How to translate ib deal experience into product management skills without sounding like a banker?

I’m wrapping up my second year in IB and seriously considering a move to tech PM. I’ve heard vets talk about ‘practical frameworks’ for mapping financial skills to product roles, but most advice feels too theoretical. How do you actually reframe modeling expertise or client negotiations into something a FAANG recruiter would care about? More importantly, how do you avoid coming off as too finance-obsessed during interviews when your entire resume screams M&A? Would love to hear from folks who made the jump using concrete examples of what worked.

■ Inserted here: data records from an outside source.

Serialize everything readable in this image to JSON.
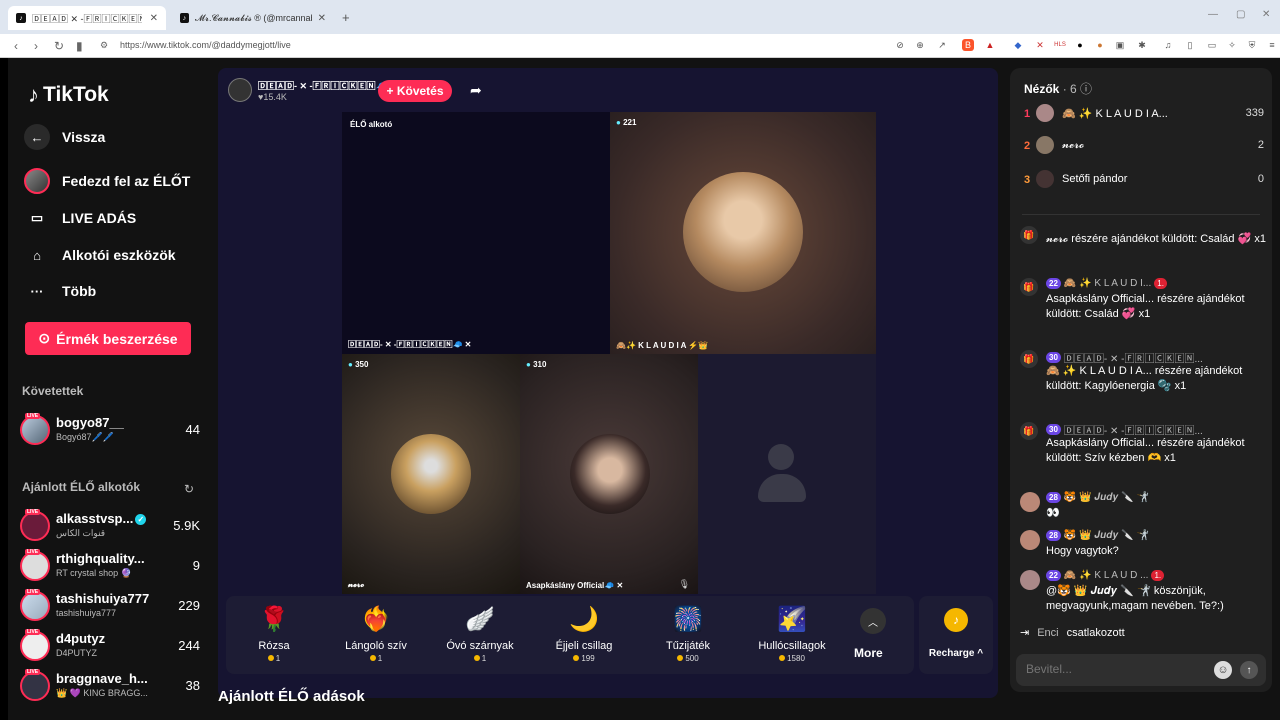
{
  "browser": {
    "tabs": [
      {
        "title": "🄳🄴🄰🄳 ✕ -🄵🅁🄸🄲🄺🄴🄽🧢 (@d"
      },
      {
        "title": "𝓜𝓻.𝓒𝓪𝓷𝓷𝓪𝓫𝓲𝓼 ® (@mrcannabis_"
      }
    ],
    "new_tab": "+",
    "url": "https://www.tiktok.com/@daddymegjott/live"
  },
  "sidebar": {
    "logo": "TikTok",
    "menu": [
      {
        "label": "Vissza",
        "icon": "back-arrow-icon"
      },
      {
        "label": "Fedezd fel az ÉLŐT",
        "icon": "avatar"
      },
      {
        "label": "LIVE ADÁS",
        "icon": "camera-icon"
      },
      {
        "label": "Alkotói eszközök",
        "icon": "creator-tools-icon"
      },
      {
        "label": "Több",
        "icon": "more-icon"
      }
    ],
    "coins_button": "Érmék beszerzése",
    "followed_title": "Követettek",
    "followed": [
      {
        "name": "bogyo87__",
        "sub": "Bogyó87🖊️🖊️",
        "count": "44"
      }
    ],
    "recommended_title": "Ajánlott ÉLŐ alkotók",
    "recommended": [
      {
        "name": "alkasstvsp...",
        "sub": "قنوات الكاس",
        "count": "5.9K",
        "verified": true
      },
      {
        "name": "rthighquality...",
        "sub": "RT crystal shop 🔮",
        "count": "9"
      },
      {
        "name": "tashishuiya777",
        "sub": "tashishuiya777",
        "count": "229"
      },
      {
        "name": "d4putyz",
        "sub": "D4PUTYZ",
        "count": "244"
      },
      {
        "name": "braggnave_h...",
        "sub": "👑 💜 KING BRAGG...",
        "count": "38"
      }
    ]
  },
  "stream": {
    "host_name": "🄳🄴🄰🄳- ✕ -🄵🅁🄸🄲🄺🄴🄽🧢 ✕",
    "host_likes": "15.4K",
    "follow_label": "+ Követés",
    "creator_label": "ÉLŐ alkotó",
    "host_tag": "🄳🄴🄰🄳- ✕ -🄵🅁🄸🄲🄺🄴🄽🧢 ✕",
    "guests": [
      {
        "count": "221",
        "name": "🙈✨ K L A U D I A ⚡👑"
      },
      {
        "count": "350",
        "name": "𝓷𝓮𝓻𝓸"
      },
      {
        "count": "310",
        "name": "Asapkáslány Official🧢 ✕"
      }
    ]
  },
  "gifts": {
    "items": [
      {
        "name": "Rózsa",
        "price": "1",
        "icon": "🌹"
      },
      {
        "name": "Lángoló szív",
        "price": "1",
        "icon": "❤️‍🔥"
      },
      {
        "name": "Óvó szárnyak",
        "price": "1",
        "icon": "🪽"
      },
      {
        "name": "Éjjeli csillag",
        "price": "199",
        "icon": "🌙"
      },
      {
        "name": "Tűzijáték",
        "price": "500",
        "icon": "🎆"
      },
      {
        "name": "Hullócsillagok",
        "price": "1580",
        "icon": "🌠"
      }
    ],
    "more_label": "More",
    "recharge_label": "Recharge ^"
  },
  "below_title": "Ajánlott ÉLŐ adások",
  "chat": {
    "viewers_title": "Nézők",
    "viewers_count": "· 6",
    "viewers": [
      {
        "rank": "1",
        "name": "🙈 ✨ K L A U D I A...",
        "score": "339",
        "color": "#ff3b5c"
      },
      {
        "rank": "2",
        "name": "𝓷𝓮𝓻𝓸",
        "score": "2",
        "color": "#ff6b3b"
      },
      {
        "rank": "3",
        "name": "Setőfi pándor",
        "score": "0",
        "color": "#ff9b3b"
      }
    ],
    "messages": [
      {
        "type": "gift",
        "head": "",
        "body": "𝓷𝓮𝓻𝓸 részére ajándékot küldött: Család 💞 x1"
      },
      {
        "type": "gift",
        "level": "22",
        "head": "🙈 ✨ K L A U D I...",
        "rank": "1.",
        "body": "Asapkáslány Official... részére ajándékot küldött: Család 💞 x1"
      },
      {
        "type": "gift",
        "level": "30",
        "head": "🄳🄴🄰🄳- ✕ -🄵🅁🄸🄲🄺🄴🄽...",
        "body": "🙈 ✨ K L A U D I A... részére ajándékot küldött: Kagylóenergia 🫧 x1"
      },
      {
        "type": "gift",
        "level": "30",
        "head": "🄳🄴🄰🄳- ✕ -🄵🅁🄸🄲🄺🄴🄽...",
        "body": "Asapkáslány Official... részére ajándékot küldött: Szív kézben 🫶 x1"
      },
      {
        "type": "chat",
        "level": "28",
        "head": "🐯 👑 𝑱𝒖𝒅𝒚 🔪 🤺",
        "body": "👀"
      },
      {
        "type": "chat",
        "level": "28",
        "head": "🐯 👑 𝑱𝒖𝒅𝒚 🔪 🤺",
        "body": "Hogy vagytok?"
      },
      {
        "type": "chat",
        "level": "22",
        "head": "🙈 ✨ K L A U D ...",
        "rank": "1.",
        "body": "@🐯 👑 𝑱𝒖𝒅𝒚 🔪 🤺 köszönjük, megvagyunk,magam nevében. Te?:)"
      }
    ],
    "joined_name": "Enci",
    "joined_text": "csatlakozott",
    "input_placeholder": "Bevitel..."
  }
}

lol ‘practical frameworks’ is just corpo-speak for ‘we made a powerpoint once.’ truth is, you’re gonna sound like a banker because you are one. lean into it – tech bros love hiring ex-bankers to do their dirty valuation work while pretending to care about ‘user journeys.’

Any templates for this? like how to phrase deal timelines as product roadmaps? im terrible at translating my cv stuff

You’ve got this! Banking rigor is a superpower in tech. Just focus on storytelling – PMs love metrics-driven thinkers!

When I pivoted to PM, I literally brought a slide comparing LBO models to product lifecycle stages. Interviewers ate it up. Key was replacing terms – instead of ‘synergy targets,’ talk about ‘success metrics.’ Still flubbed a few times (called a roadmap a ‘pitch book’ once), but owned the slip with humor.

Analysis of 23 successful transitions shows 78% emphasized transferable processes over domain knowledge. Example: ‘Led 5 analyst teams through 3 concurrent acquisitions’ becomes ‘Managed multiple high-stakes projects with cross-departmental dependencies.’ Quantify stakeholder management (e.g., ‘Aligned 15+ C-suite execs on integration priorities’).